As for the Irish cult of putting copies of the statue out in the garden the night before a wedding, the museum has nothing to say. It was equally discreet about the belief in some quarters here that the statue works better if it’s partly buried.
And on the supposedly even greater powers exercised by headless versions of the figurine, the museum’s silence was, if anything, more profound. I left the church none the wiser, except to be reminded once again that Ireland is a strange country.
The point was underlined later that night at a public interview with the writer Kevin Barry, whose weirdly comic creations have been rightly likened to those of Flann.
His Impac Award-winning novel City of Bohane is a modern classic, set in a post-apocalyptic (or post-something-bad, anyway) version of Limerick, or Cork, or a bit of both.
Speaking of holy infants, the only references to religion in the book are of a deity called “Sweet Baba J”.
But if you listen to the author, it’s no great achievement for a writer from certain parts of Ireland (including rural Sligo, where he now lives) to have a wild or warped imagination.
He credited the sheer, rain-sodden dreariness of “307 days” of the year (the ones when when the Child of Prague is not in the garden, presumably) as an inspiration to creativity. And among the influences from his childhood, he also mentioned the regular ESB power cuts of the 1970s, which he said only added to the encouragement of local storytellers by removing the potential distraction of their audiences having absolutely anything else to do.
In a strange coincidence, the interview venue was plunged into darkness twice as he spoke.

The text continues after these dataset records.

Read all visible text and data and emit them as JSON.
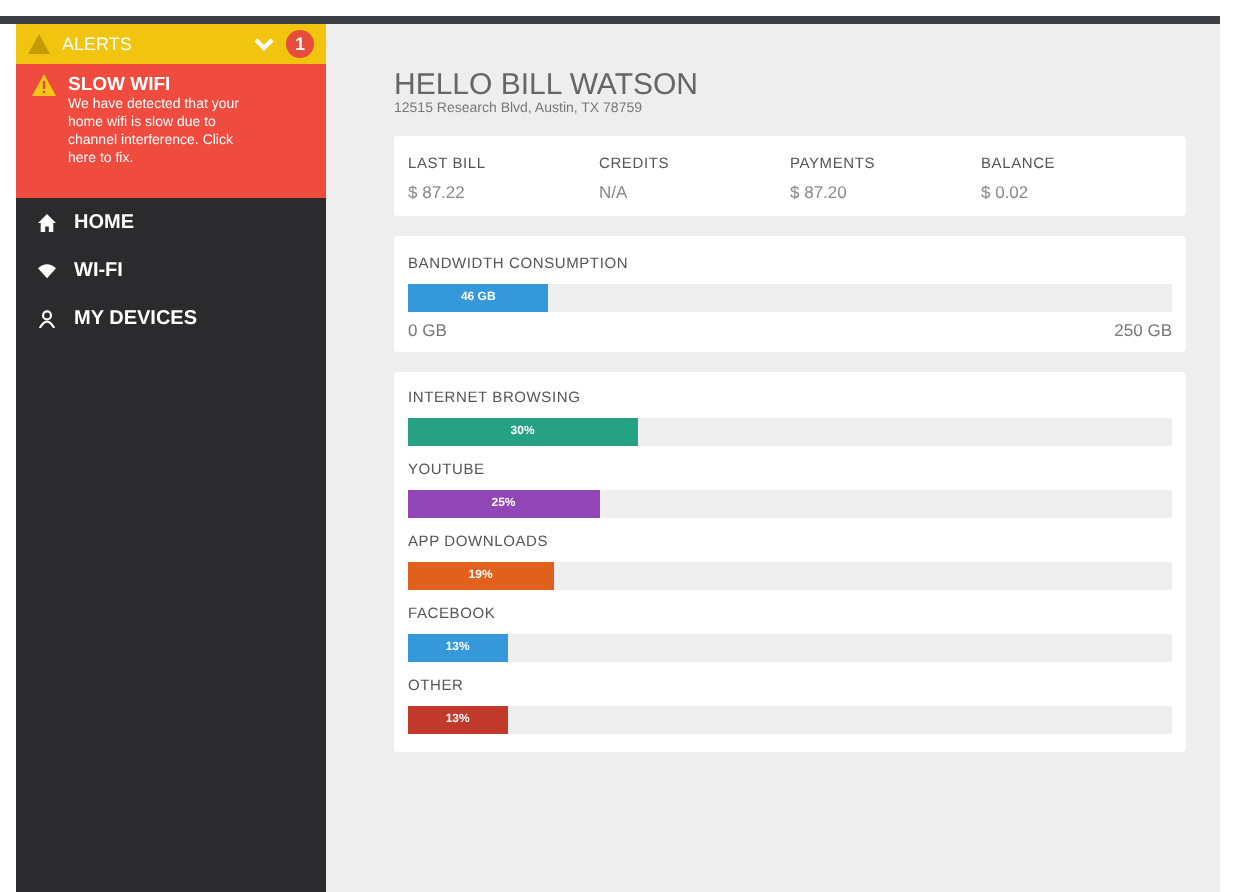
{
  "sidebar": {
    "alerts": {
      "label": "ALERTS",
      "expanded": true,
      "count": "1"
    },
    "alert": {
      "title": "SLOW WIFI",
      "message": "We have detected that your home wifi is slow due to channel interference. Click here to fix."
    },
    "items": [
      {
        "label": "HOME",
        "kind": "home"
      },
      {
        "label": "WI-FI",
        "kind": "wifi"
      },
      {
        "label": "MY DEVICES",
        "kind": "devices"
      }
    ]
  },
  "header": {
    "title": "HELLO BILL WATSON",
    "address": "12515 Research Blvd, Austin, TX 78759"
  },
  "summary": [
    {
      "label": "LAST BILL",
      "value": "$ 87.22"
    },
    {
      "label": "CREDITS",
      "value": "N/A"
    },
    {
      "label": "PAYMENTS",
      "value": "$ 87.20"
    },
    {
      "label": "BALANCE",
      "value": "$ 0.02"
    }
  ],
  "bandwidth": {
    "title": "BANDWIDTH CONSUMPTION",
    "level": 0.184,
    "reading": "46 GB",
    "min": "0 GB",
    "max": "250 GB"
  },
  "usage": [
    {
      "label": "INTERNET BROWSING",
      "level": 0.3,
      "reading": "30%",
      "color": "#26a184"
    },
    {
      "label": "YOUTUBE",
      "level": 0.25,
      "reading": "25%",
      "color": "#9146b8"
    },
    {
      "label": "APP DOWNLOADS",
      "level": 0.19,
      "reading": "19%",
      "color": "#e0601c"
    },
    {
      "label": "FACEBOOK",
      "level": 0.13,
      "reading": "13%",
      "color": "#3598db"
    },
    {
      "label": "OTHER",
      "level": 0.13,
      "reading": "13%",
      "color": "#c0392b"
    }
  ]
}
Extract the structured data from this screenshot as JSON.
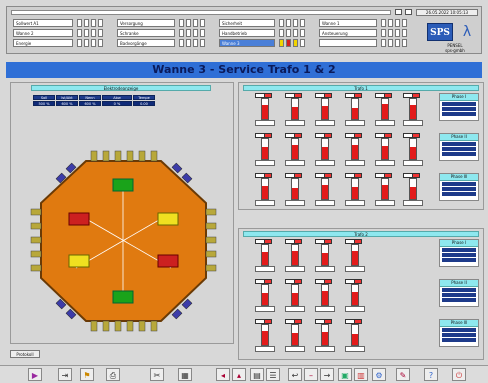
{
  "top": {
    "date": "26.05.2022 10:05:13",
    "rows": [
      [
        "Sollwert A1",
        "Versorgung",
        "Sicherheit",
        "Wanne 1"
      ],
      [
        "Wanne 2",
        "Schranke",
        "Handbetrieb",
        "Ansteuerung"
      ],
      [
        "Energie",
        "Badvorgänge",
        "Wanne 3",
        ""
      ]
    ],
    "logo": "SPS",
    "logo_sub": "PENSEL\nsps-gmbh"
  },
  "title": "Wanne 3 - Service Trafo 1 & 2",
  "left": {
    "caption": "Elektrodeanzeige",
    "headers": [
      "Soll",
      "Ist/Akt",
      "Nenn",
      "Abw",
      "Tempe"
    ],
    "values": [
      "500 %",
      "600 %",
      "600 %",
      "0 %",
      "0.00"
    ]
  },
  "trafo1": {
    "caption": "Trafo 1",
    "phases": [
      "Phase I",
      "Phase II",
      "Phase III"
    ]
  },
  "trafo2": {
    "caption": "Trafo 2",
    "phases": [
      "Phase I",
      "Phase II",
      "Phase III"
    ]
  },
  "protocol_label": "Protokoll"
}
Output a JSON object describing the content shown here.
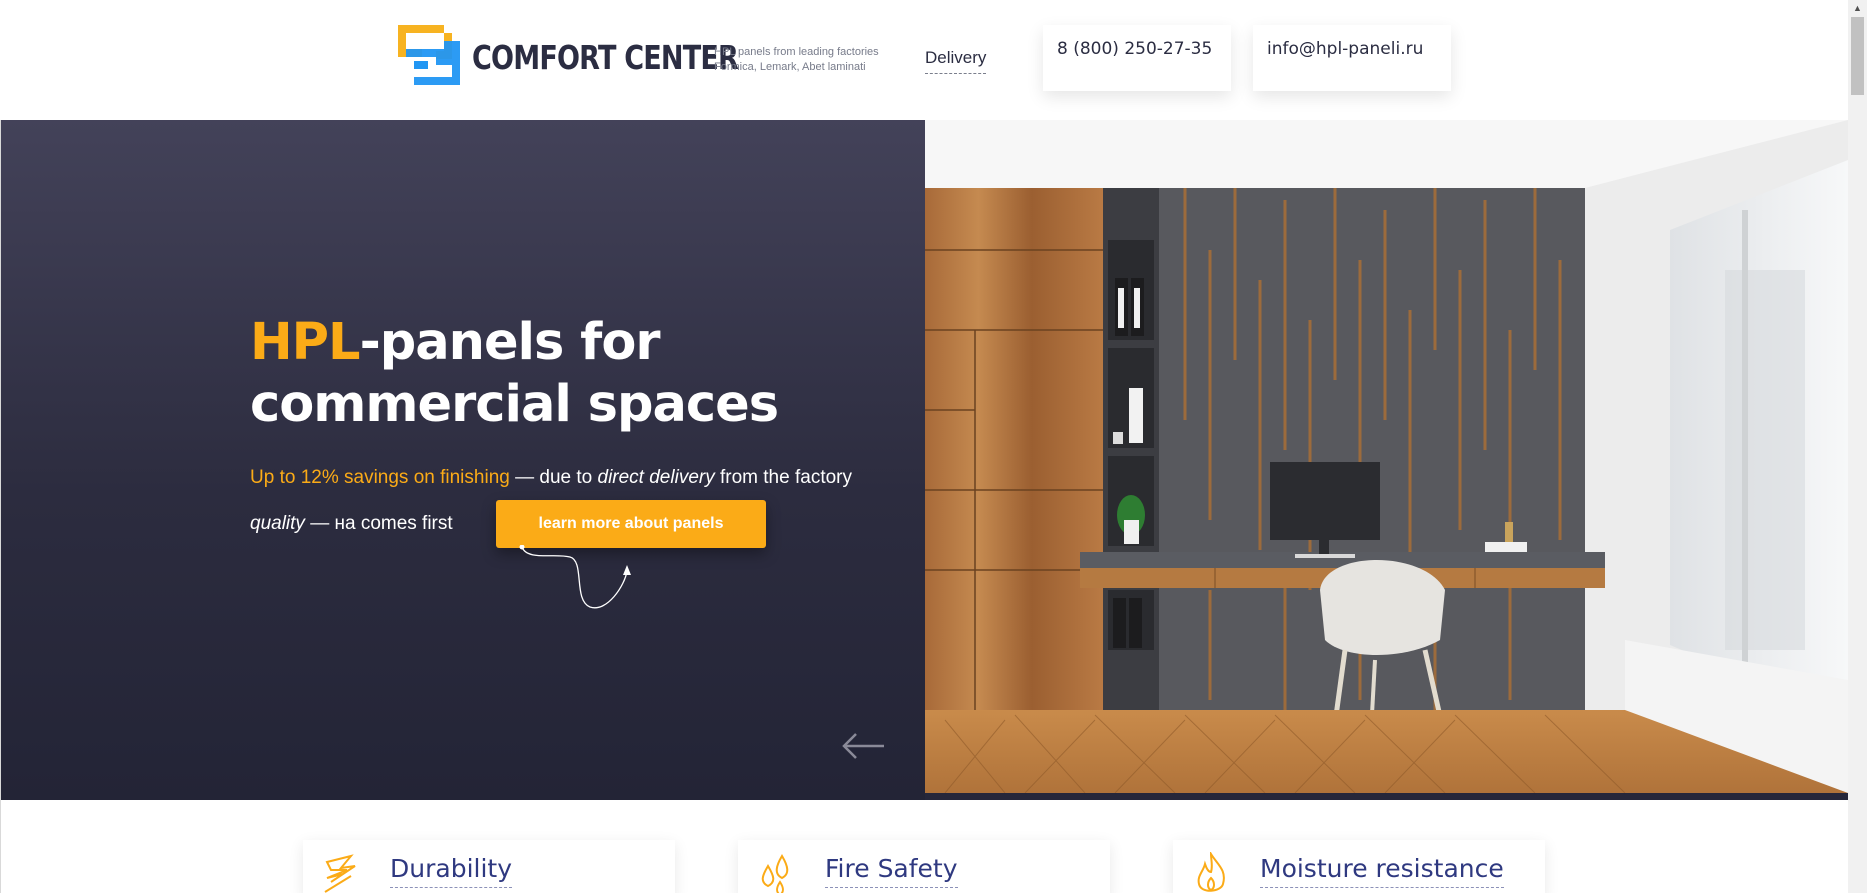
{
  "header": {
    "brand": "COMFORT CENTER",
    "tagline_line1": "HPL panels from leading factories",
    "tagline_line2": "Formica, Lemark, Abet laminati",
    "nav_delivery": "Delivery",
    "phone": "8 (800) 250-27-35",
    "email": "info@hpl-paneli.ru"
  },
  "hero": {
    "title_accent": "HPL",
    "title_rest": "-panels for commercial spaces",
    "sub1_highlight": "Up to 12% savings on finishing",
    "sub1_mid": " — due to ",
    "sub1_italic": "direct delivery",
    "sub1_end": " from the factory",
    "sub2_italic": "quality",
    "sub2_rest": " — на comes first",
    "cta_label": "learn more about panels",
    "prev_icon": "arrow-left-icon",
    "next_icon": "arrow-right-icon"
  },
  "features": [
    {
      "title": "Durability",
      "icon": "lightning-icon"
    },
    {
      "title": "Fire Safety",
      "icon": "drops-icon"
    },
    {
      "title": "Moisture resistance",
      "icon": "flame-icon"
    }
  ],
  "colors": {
    "accent": "#fbab17",
    "dark": "#2b2d42",
    "feature_title": "#2f3980",
    "logo_yellow": "#f7b321",
    "logo_blue": "#2196f3"
  }
}
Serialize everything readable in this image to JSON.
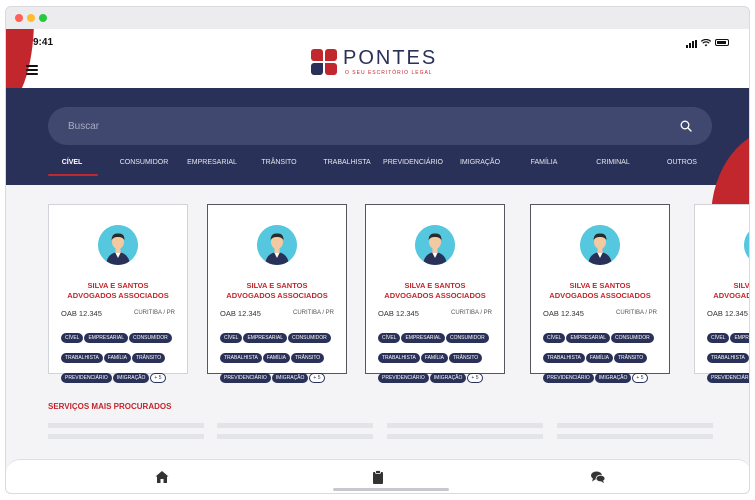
{
  "status": {
    "time": "9:41"
  },
  "brand": {
    "name": "PONTES",
    "tagline": "O SEU ESCRITÓRIO LEGAL"
  },
  "search": {
    "placeholder": "Buscar"
  },
  "tabs": [
    {
      "label": "CÍVEL",
      "active": true
    },
    {
      "label": "CONSUMIDOR"
    },
    {
      "label": "EMPRESARIAL"
    },
    {
      "label": "TRÂNSITO"
    },
    {
      "label": "TRABALHISTA"
    },
    {
      "label": "PREVIDENCIÁRIO"
    },
    {
      "label": "IMIGRAÇÃO"
    },
    {
      "label": "FAMÍLIA"
    },
    {
      "label": "CRIMINAL"
    },
    {
      "label": "OUTROS"
    }
  ],
  "cards": [
    {
      "name_line1": "SILVA E SANTOS",
      "name_line2": "ADVOGADOS ASSOCIADOS",
      "oab": "OAB 12.345",
      "city": "CURITIBA / PR",
      "tags": [
        "CÍVEL",
        "EMPRESARIAL",
        "CONSUMIDOR",
        "TRABALHISTA",
        "FAMÍLIA",
        "TRÂNSITO",
        "PREVIDENCIÁRIO",
        "IMIGRAÇÃO"
      ],
      "more": "+ 5"
    }
  ],
  "section": {
    "title": "SERVIÇOS MAIS PROCURADOS"
  },
  "colors": {
    "navy": "#2a3158",
    "red": "#c1272d",
    "avatar_bg": "#55c7de"
  },
  "bottom_nav": {
    "icons": [
      "home-icon",
      "clipboard-icon",
      "chat-icon"
    ]
  }
}
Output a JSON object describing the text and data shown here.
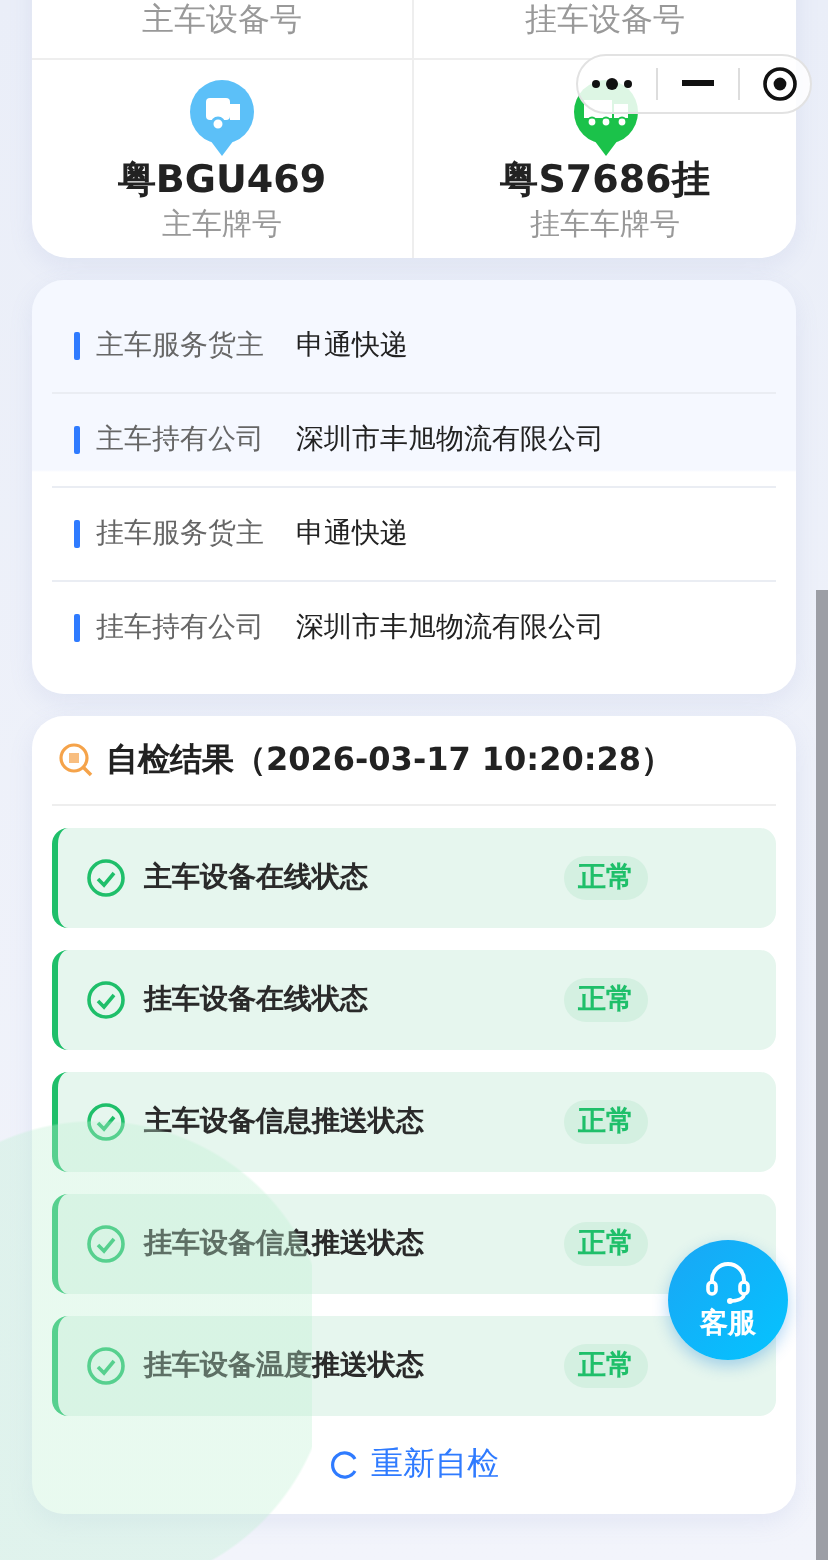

But both times, knowing members of the audience looked around accusingly at me, standing in a corner at the back. This is when I realised, each time, that I’d just leaned against the light switch.
City of Bohane is set in a dystopian near future, in a place still just about recognisable as Ireland, albeit that the concept of there being such a country seems to have waned. O'Brien's The Third Policeman, by contrast, starts in a dysfunctional recent past, but in a similarly vague Hibernia, where policemen are not yet gardaí.
Both have accidentally attracted the interest of science-fiction fans.
Barry indulges his, up to a point, but is unwilling (or unable) to explain what happened to make his Bohane end up as it did, a matter of urgent importance to them.
O'Brien didn't live to see The Third Policeman published, never mind to see it inspire other works of science fiction, or whatever you called that strange US TV series Lost, which made his book a sub-plot.
But as I mentioned earlier in the week (September 17th), critics have also discovered striking similarities between his work and that of the later American writer Philip K Dick, author of Ubik and Do Androids Dream of Electric Sheep?
Dick’s wildly imaginative ideas are said to have been fuelled by large-scale use of mind-altering substances, including amphetamines, speed, and LSD, whereas Flann O’Brien’s only known drug was alcohol. But O’Brien did have the brain-bending benefits of growing up in Ireland.
And it's now well accepted by critics that his extraordinary vision of hell in the The Third Policeman was it least partly inspired by several childhood years in Offaly.